Inflation Indicator Slows But US Wage Growth Skyrockets

The Federal Reserve eyes the Core Personal Consumption Expenditure (PCE) Deflator as an inflation signal. The latest figures show the barometer came in at 4.6% year-over-year, slightly better than the expected 4.7% rate.

This marked the lowest level for the benchmark since Oct. 2021.

Reports show non-durable goods led the downward trend, but service costs continue to rise. Add to that the Cyclical core PCE inflation, which measures inflationary pressures tied to the present economic cycle. This, unfortunately, is higher than it’s been since 1985.

More alarmingly, private wages surged from 6.7% year-over-year to 7.7%. This, of course, could add fuel to the inflationary fires.

All of these figures are reflective of the mixed bag that is the current inflation level in the U.S. While a few sectors are trending modestly downward, it is notable that the overall momentum for the last two-plus years under President Joe Biden is an economic catastrophe.

And while inflation is technically lower than its 40-year high reached earlier in his presidency, Biden refuses to accept what transpired under his watch.

For example, the president and his administration prefer to quote percentages of percentages to trumpet victory over soaring prices. But a closer look at the Consumer Price Index (CPI) paints a starkly different scenario.

The CPI is noteworthy for collected prices of roughly 94,000 goods every month to produce a gauge of U.S. inflation. The Winston Group took that indicator and devised the “Presidential Inflation Rate.”

This figure tracks how the president has handled the economy from inauguration day through the present day. It is a clear indicator of success — or failure — over the entire length of time served in the White House. It avoids cherry-picking dates to enhance the record.

Twenty-six months into his term, Biden has little to show for his efforts and much to explain. The overall inflation rate for his tenure is 15%, far beyond any president’s figure since another failed Democrat, Jimmy Carter, posted an 18.1% inflation total during his presidency.

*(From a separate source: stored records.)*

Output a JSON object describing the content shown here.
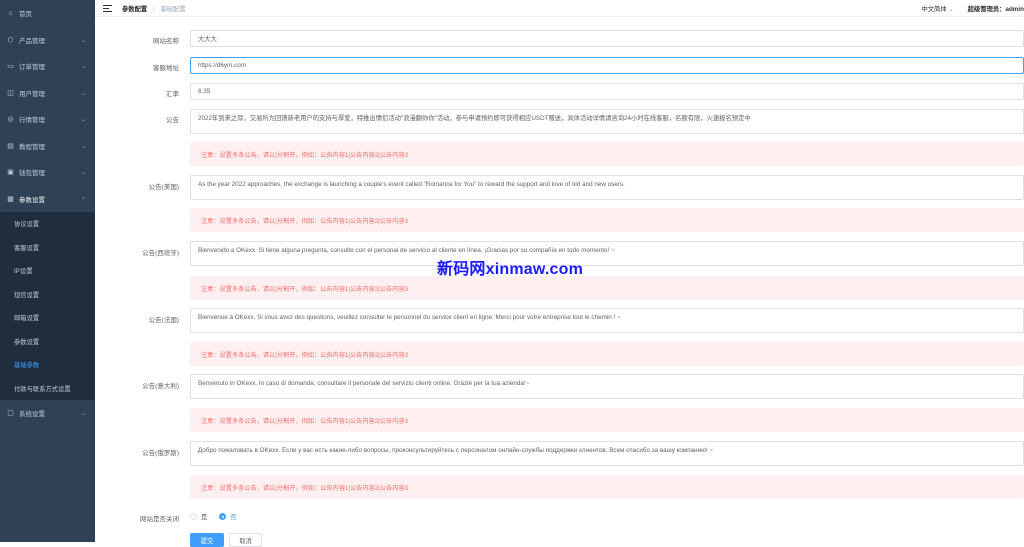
{
  "sidebar": {
    "items": [
      {
        "label": "首页",
        "icon": "home-icon",
        "chevron": false
      },
      {
        "label": "产品管理",
        "icon": "box-icon",
        "chevron": true
      },
      {
        "label": "订单管理",
        "icon": "order-icon",
        "chevron": true
      },
      {
        "label": "用户管理",
        "icon": "user-icon",
        "chevron": true
      },
      {
        "label": "行情管理",
        "icon": "chart-icon",
        "chevron": true
      },
      {
        "label": "教程管理",
        "icon": "book-icon",
        "chevron": true
      },
      {
        "label": "钱包管理",
        "icon": "wallet-icon",
        "chevron": true
      },
      {
        "label": "参数设置",
        "icon": "settings-icon",
        "chevron": true,
        "open": true
      }
    ],
    "submenu": [
      {
        "label": "协议设置"
      },
      {
        "label": "客服设置"
      },
      {
        "label": "IP设置"
      },
      {
        "label": "短信设置"
      },
      {
        "label": "邮箱设置"
      },
      {
        "label": "参数设置"
      },
      {
        "label": "基础参数",
        "active": true
      },
      {
        "label": "付款与联系方式设置"
      }
    ],
    "after": [
      {
        "label": "系统设置",
        "icon": "system-icon",
        "chevron": true
      }
    ]
  },
  "header": {
    "breadcrumb_1": "参数配置",
    "breadcrumb_sep": "/",
    "breadcrumb_2": "基础配置",
    "language": "中文简体",
    "user": "超级管理员：admin"
  },
  "form": {
    "site_name_label": "网站名称",
    "site_name_value": "大大大",
    "service_url_label": "客服地址",
    "service_url_value": "https://d6ym.com",
    "rate_label": "汇率",
    "rate_value": "6.35",
    "notice_label": "公告",
    "notice_value": "2022年到来之际，交易所为回馈新老用户的支持与厚爱，特推出情侣活动\"浪漫翻你你\"活动。参与申请预约即可获得相应USDT赠送，具体活动详情请咨询24小时在线客服，名额有限，火速报名预定中",
    "notice_en_label": "公告(美国)",
    "notice_en_value": "As the year 2022 approaches, the exchange is launching a couple's event called \"Romance for You\" to reward the support and love of old and new users.",
    "notice_es_label": "公告(西班牙)",
    "notice_es_value": "Bienvenido a OKexx. Si tiene alguna pregunta, consulte con el personal de servicio al cliente en línea. ¡Gracias por su compañía en todo momento! ~",
    "notice_fr_label": "公告(法国)",
    "notice_fr_value": "Bienvenue à OKexx. Si vous avez des questions, veuillez consulter le personnel du service client en ligne. Merci pour votre entreprise tout le chemin ! ~",
    "notice_it_label": "公告(意大利)",
    "notice_it_value": "Benvenuto in OKexx. In caso di domande, consultare il personale del servizio clienti online. Grazie per la tua azienda!~",
    "notice_ru_label": "公告(俄罗斯)",
    "notice_ru_value": "Добро пожаловать в OKexx. Если у вас есть какие-либо вопросы, проконсультируйтесь с персоналом онлайн-службы поддержки клиентов. Всем спасибо за вашу компанию! ~",
    "tip": "注意：设置多条公告，请以|分割开，例如：公告内容1|公告内容2|公告内容3",
    "site_closed_label": "网站是否关闭",
    "yes": "是",
    "no": "否",
    "submit": "提交",
    "cancel": "取消"
  },
  "watermark": "新码网xinmaw.com",
  "colors": {
    "sidebar_bg": "#304156",
    "submenu_bg": "#1f2d3d",
    "accent": "#409eff",
    "tip_bg": "#fef0f0",
    "tip_text": "#f56c6c",
    "watermark": "#1a1aff"
  }
}
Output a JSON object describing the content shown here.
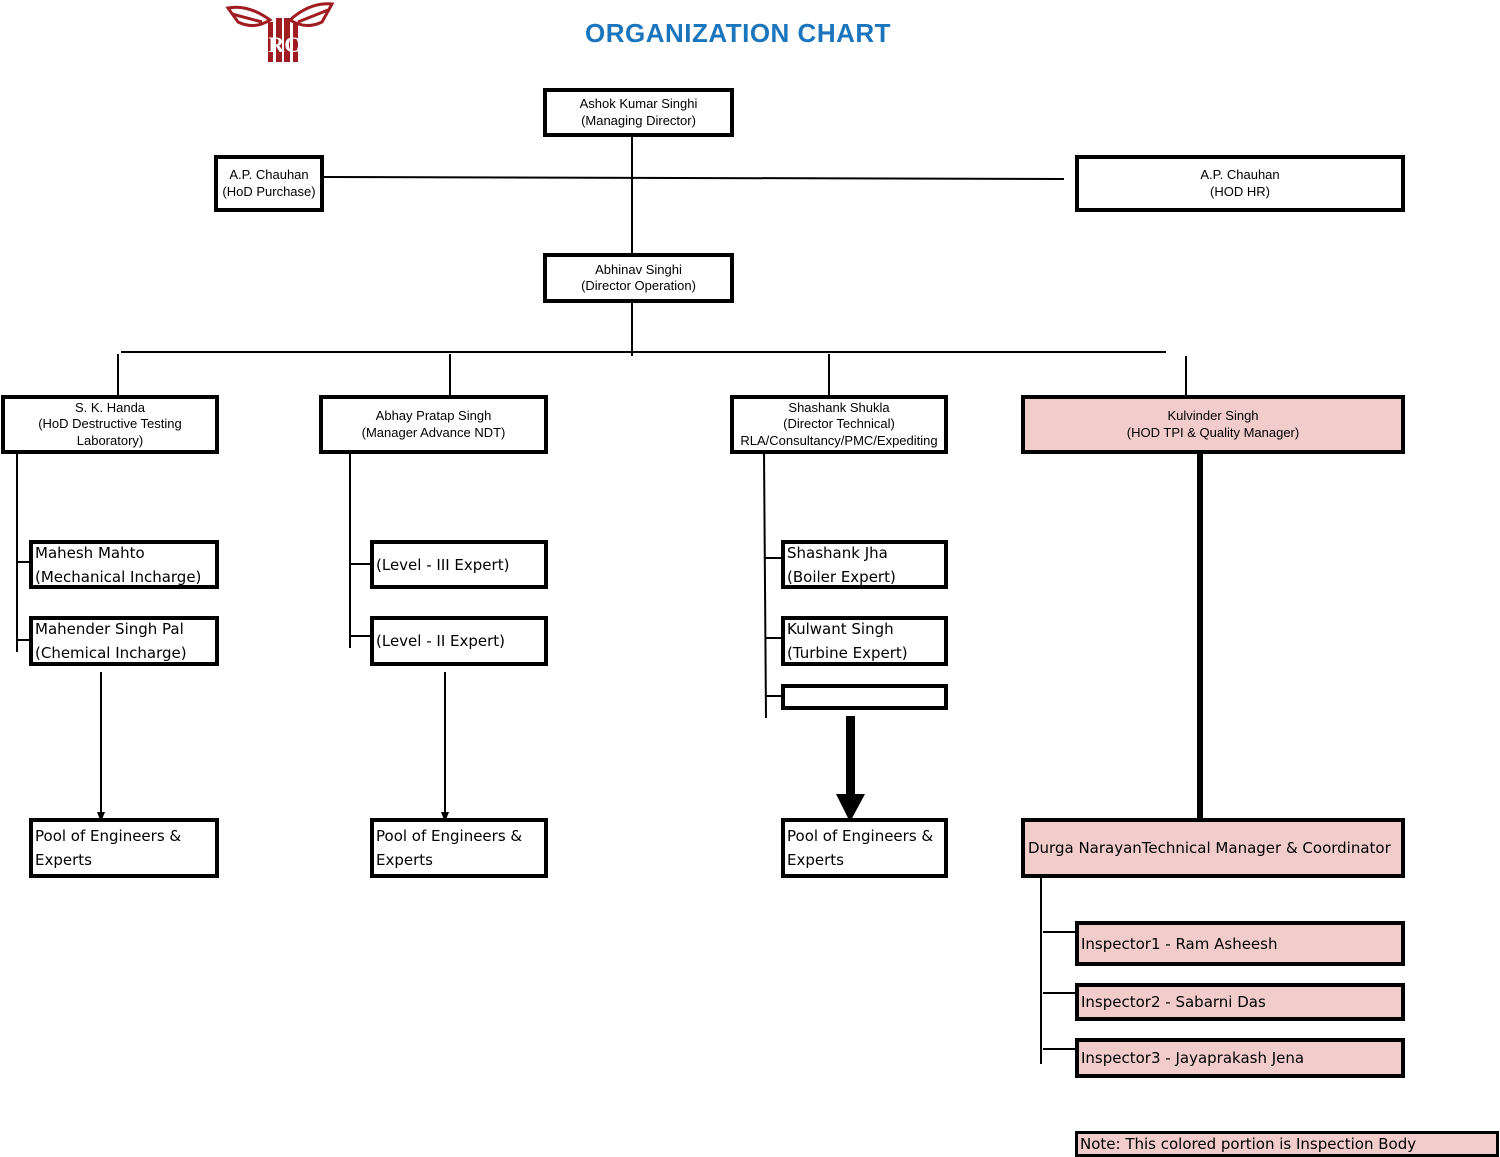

The 15% disaster contrasts nicely with former President Donald Trump’s 4.1%, which was the lowest number dating back to at least the mid-1970s.

Prices skyrocketed across the board under Biden, but the main culprit was energy with its shocking 37.2% jump.

While economic indicators send notoriously mixed signals, the clearest indication of the financial health of Americans is found in inflation and wages. And especially for price increases, this administration has been a miserable failure.